I split up with exDH over two years ago now. He was emotionally abusive with alcohol and painkiller addiction. He had checked out of the marriage and didn't include himself in day to day family life (mainly stayed in the bedroom etc). The final straw came when he was arrested for drink driving and had our older DD in the car with him. Thankfully no one was harmed but DD was quite traumatised by the event, saw her dad being arrested and had to be taken by police to her aunt's house (I was away overnight seeing a friend at the time).
Anyway that was what prompted me to finally end the marriage. Since then, life has been so much better.
We have two DDs age 12 and 10. They generally go and stay with their dad on a Saturday night. DD12 has never enjoyed going, and has gone through periods of not going at all.
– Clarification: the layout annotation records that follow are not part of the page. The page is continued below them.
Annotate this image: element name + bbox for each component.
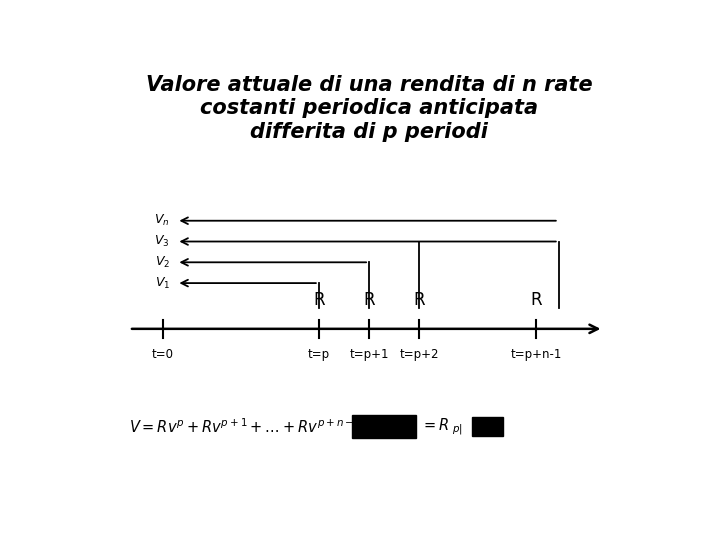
Text: t=p+2: t=p+2 [400, 348, 439, 361]
Bar [472, 417, 503, 436]
Text: t=0: t=0 [151, 348, 174, 361]
Text: R: R [363, 291, 375, 309]
Text: t=p: t=p [307, 348, 330, 361]
Text: $V_{n}$: $V_{n}$ [154, 213, 170, 228]
Text: t=p+1: t=p+1 [349, 348, 389, 361]
Text: $V_{2}$: $V_{2}$ [155, 255, 170, 270]
Text: $=R_{\ p|}$: $=R_{\ p|}$ [421, 416, 463, 437]
Text: $V = Rv^p+Rv^{p+1}+\ldots+Rv^{p+n-1}=$: $V = Rv^p+Rv^{p+1}+\ldots+Rv^{p+n-1}=$ [129, 417, 378, 436]
Text: R: R [413, 291, 425, 309]
Text: $V_{3}$: $V_{3}$ [154, 234, 170, 249]
Text: $V_{1}$: $V_{1}$ [155, 275, 170, 291]
Text: R: R [531, 291, 542, 309]
Text: Valore attuale di una rendita di n rate
costanti periodica anticipata
differita : Valore attuale di una rendita di n rate … [145, 75, 593, 141]
Bar [352, 415, 416, 438]
Text: R: R [313, 291, 325, 309]
Text: t=p+n-1: t=p+n-1 [510, 348, 562, 361]
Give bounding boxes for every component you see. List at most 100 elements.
The issue now though is I can see his behaviour beginning to affect older DD. She stays in her room most of the time she is there, he says horrible things to her and shouts at her (according to her. But I recognise the behaviour pattern from him). Last night he phoned saying she is a 'little bitch' and we need to talk about her. He had tried to call her but it was 1030pm and she didn't answer, there's nothing in her texts to him to indicate her as being rude, although she can come across this way at times (recently diagnosed as autistic).
I suppose I am looking for ways in which to support her with him, as I don't think he will change the way he engages and interacts with her. My life was horrible for a long time when with him, and I hate to think of her going through similar.